Landrieu's Clout Grows

U.S. Sen. Mary Landrieu's appointment as chair of the Small Business and Entrepreneurship Committee reflects a spike in her influence on Capitol Hill. Landrieu already was chairing a subcommittee of the powerful Senate Appropriations Committee and sitting on the Senate Energy and Natural Resources Committee. "Bolstered by my seats on other key committees for our state, this assignment provides the seniority to fight even harder for Louisiana's more than 350,000 small businesses," Landrieu says. While serving on the small business committee, Landrieu has nurtured ties to the U.S. Chamber of Commerce and taken a lead role in disaster recovery legislation. She also met with President-elect Barack Obama recently to "emphasize the importance of American small businesses to the economic recovery of the nation and any community affected by future disasters." As chair of the Small Business panel, Landrieu replaces Sen. John Kerry of Massachusetts, who now chairs the Senate Foreign Relations Committee.
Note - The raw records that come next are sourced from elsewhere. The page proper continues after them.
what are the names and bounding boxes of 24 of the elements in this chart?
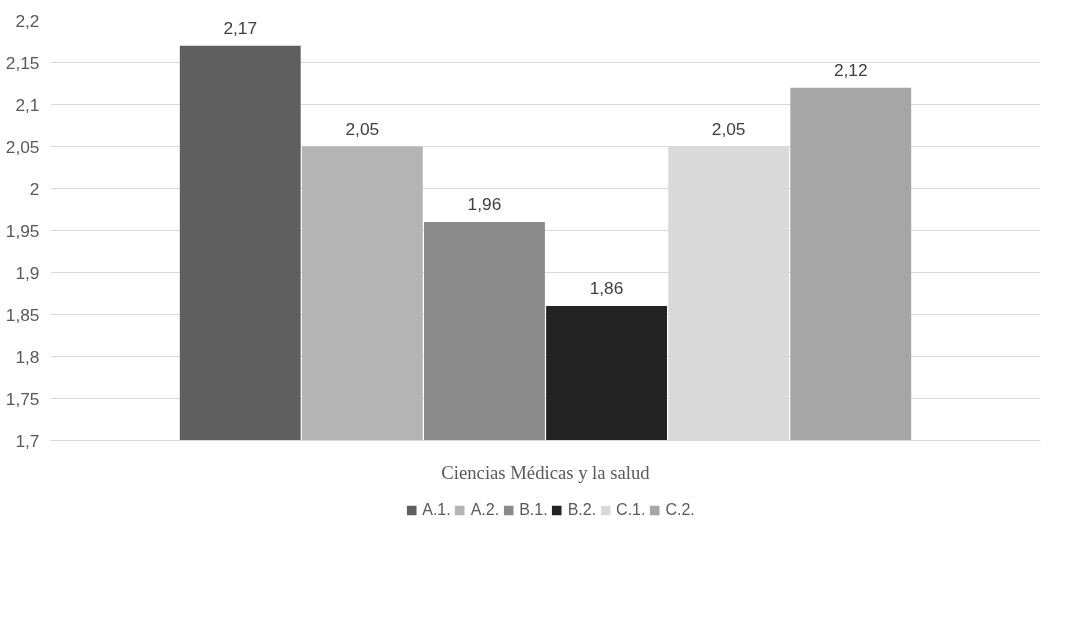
legend-label: C.1.	[616, 501, 646, 519]
y-tick-label: 1,8	[15, 346, 40, 367]
y-tick-label: 2	[29, 178, 40, 199]
data-label: 2,12	[833, 59, 868, 80]
data-label: 1,86	[589, 278, 624, 299]
y-tick-label: 1,85	[5, 304, 40, 325]
legend-label: B.1.	[519, 501, 548, 519]
legend-label: C.2.	[665, 501, 695, 519]
data-label: 2,17	[223, 17, 258, 38]
legend-label: A.2.	[470, 501, 500, 519]
y-tick-label: 1,7	[15, 430, 40, 451]
y-tick-label: 2,2	[15, 10, 40, 31]
y-tick-label: 2,15	[5, 52, 40, 73]
y-tick-label: 2,1	[15, 94, 40, 115]
data-label: 1,96	[467, 194, 502, 215]
y-tick-label: 1,95	[5, 220, 40, 241]
legend-label: A.1.	[422, 501, 451, 519]
legend-label: B.2.	[567, 501, 597, 519]
data-label: 2,05	[345, 118, 380, 139]
x-tick-label: Ciencias Médicas y la salud	[441, 461, 651, 483]
y-tick-label: 1,75	[5, 388, 40, 409]
y-tick-label: 1,9	[15, 262, 40, 283]
y-tick-label: 2,05	[5, 136, 40, 157]
data-label: 2,05	[711, 118, 746, 139]
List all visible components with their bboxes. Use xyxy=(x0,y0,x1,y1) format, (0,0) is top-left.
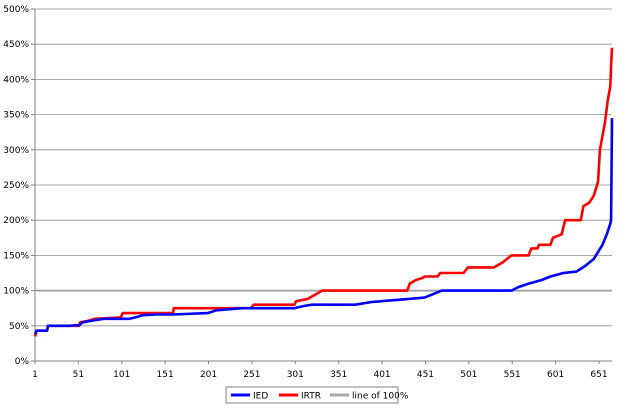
y-tick-label: 0% xyxy=(15,357,30,367)
x-tick-label: 51 xyxy=(73,370,84,380)
legend: IED IRTR line of 100% xyxy=(225,386,409,404)
y-tick-label: 400% xyxy=(3,75,29,85)
gridlines xyxy=(35,8,612,327)
y-tick-label: 250% xyxy=(3,181,29,191)
legend-label: line of 100% xyxy=(352,392,409,402)
x-tick-label: 551 xyxy=(504,370,521,380)
y-tick-label: 450% xyxy=(3,40,29,50)
x-tick-label: 651 xyxy=(590,370,607,380)
y-tick-label: 300% xyxy=(3,146,29,156)
y-tick-label: 200% xyxy=(3,216,29,226)
legend-label: IRTR xyxy=(301,392,321,402)
y-tick-label: 50% xyxy=(9,322,29,332)
x-tick-label: 451 xyxy=(417,370,434,380)
x-tick-label: 1 xyxy=(32,370,38,380)
y-tick-label: 150% xyxy=(3,251,29,261)
x-tick-label: 351 xyxy=(330,370,347,380)
y-tick-label: 100% xyxy=(3,287,29,297)
axes xyxy=(31,8,612,364)
x-tick-label: 251 xyxy=(243,370,260,380)
y-tick-label: 350% xyxy=(3,111,29,121)
x-tick-labels: 1 51 101 151 201 251 301 351 401 451 501 551 601 651 xyxy=(32,370,607,380)
x-tick-label: 601 xyxy=(547,370,564,380)
series-line-ied xyxy=(33,118,614,335)
series-line-irtr xyxy=(33,47,614,337)
x-tick-label: 301 xyxy=(287,370,304,380)
x-tick-label: 201 xyxy=(200,370,217,380)
x-tick-label: 151 xyxy=(157,370,174,380)
series-lines xyxy=(33,47,614,337)
x-tick-label: 401 xyxy=(373,370,390,380)
legend-box xyxy=(225,386,399,404)
y-tick-label: 500% xyxy=(3,5,29,15)
y-tick-labels: 0% 50% 100% 150% 200% 250% 300% 350% 400% 450% 500… xyxy=(3,5,29,367)
legend-label: IED xyxy=(253,392,268,402)
x-tick-label: 101 xyxy=(113,370,130,380)
x-tick-label: 501 xyxy=(460,370,477,380)
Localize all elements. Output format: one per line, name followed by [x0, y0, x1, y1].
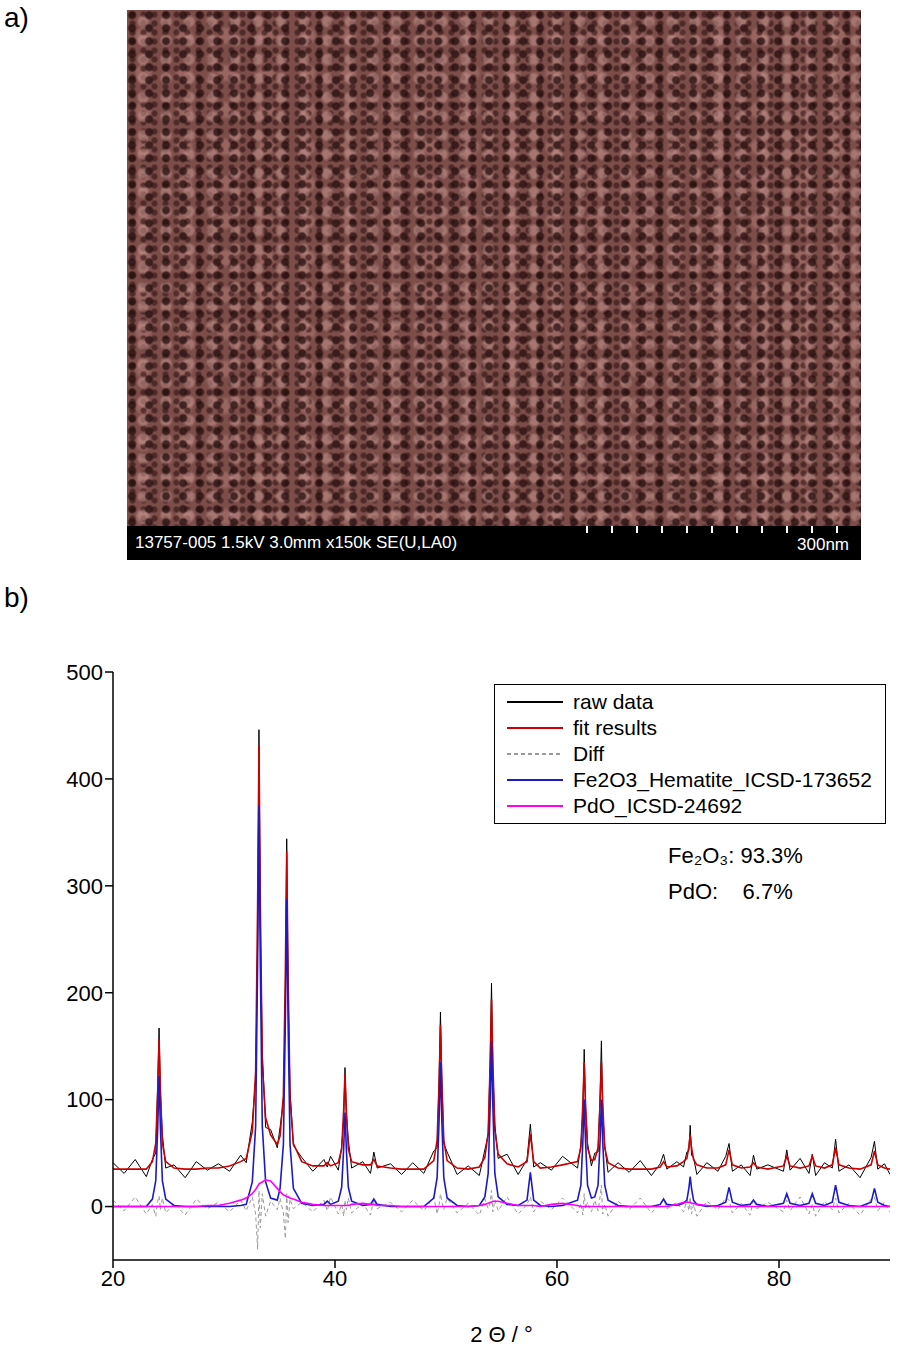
html-text:PdO_ICSD-24692: PdO_ICSD-24692 — [573, 794, 743, 817]
html-text:Fe₂O₃: 93.3%: Fe₂O₃: 93.3% — [668, 843, 803, 868]
svg-text:500: 500 — [66, 660, 103, 685]
html-text:Fe2O3_Hematite_ICSD-173652: Fe2O3_Hematite_ICSD-173652 — [573, 768, 872, 791]
html-text:Diff: Diff — [573, 742, 605, 765]
svg-text:20: 20 — [101, 1266, 125, 1291]
svg-text:80: 80 — [767, 1266, 791, 1291]
svg-text:40: 40 — [323, 1266, 347, 1291]
html-text:13757-005 1.5kV 3.0mm x150k SE: 13757-005 1.5kV 3.0mm x150k SE(U,LA0) — [135, 533, 458, 552]
html-text:PdO: 6.7%: PdO: 6.7% — [668, 879, 793, 904]
html-text:300nm: 300nm — [797, 535, 849, 554]
svg-text:200: 200 — [66, 981, 103, 1006]
svg-text:2 Θ / °: 2 Θ / ° — [470, 1322, 533, 1347]
svg-text:60: 60 — [545, 1266, 569, 1291]
html-text:a): a) — [4, 2, 29, 33]
html-text:b): b) — [4, 582, 29, 613]
svg-text:300: 300 — [66, 874, 103, 899]
svg-text:100: 100 — [66, 1087, 103, 1112]
svg-text:0: 0 — [91, 1194, 103, 1219]
html-text:fit results: fit results — [573, 716, 657, 739]
svg-text:400: 400 — [66, 767, 103, 792]
html-text:raw data: raw data — [573, 690, 654, 713]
In a prepared statement, Kerry said small businesses should feel "proud" to have Landrieu at the helm. — Alford

Coastal Degree Among First

The state's flagship university, although anchored in the capital city, is expanding its reach in the area of coastal processes, wetland ecology and hurricane research by offering one of the very few undergraduate degrees in coastal environmental science available nationwide. The new curriculum at LSU relies on the collective research and teaching expertise of more than 45 faculty members in marine and environmental sciences. It will be a Bachelor of Science degree beginning next year. It's also a sign that LSU wants to be at the forefront of an expected wave of engineers, researchers, biologists and others who could soon be flocking to Louisiana for wetlands-related work. Some believe an influx of talent has already begun as the state is preparing to spend up to $100 billion to implement its master plan for coastal restoration, hurricane protection and flood control. Scott Angelle, secretary of the Department of Natural Resources, has called the developing trend a "brain-train" into Louisiana, a play on the so-called "brain drain" the Bayou State has experienced with the out-migration of well-educated professionals. The state is also increasing its participation in climate and environmental research, fisheries depletions, Gulf of Mexico Dead Zone, and hurricane recovery. Expertise is likewise increasingly needed to study and understand the impact of human activities on coastal community resilience, says Jaye E. Cable, director of the new program at LSU. "The goal of the program is to build capacity within Louisiana and the Gulf Coast region for addressing environmental issues, particularly those issues related to the large industrial corridor of the Mississippi River and its deltas, and to global climatic change-related sea level rise effects on coastal areas," she says. — Alford

Correction

In "New DA's First Fundraiser (Scuttlebutt, Dec. 16), we incorrectly stated that U.S. Attorney Jim Letten attended new DA Leon Cannizzaro's first post-election fundraiser. Letten did not attend. He told Gambit Weekly his policy is not to attend political fundraisers even when invited as a guest. Gambit Weekly regrets the error.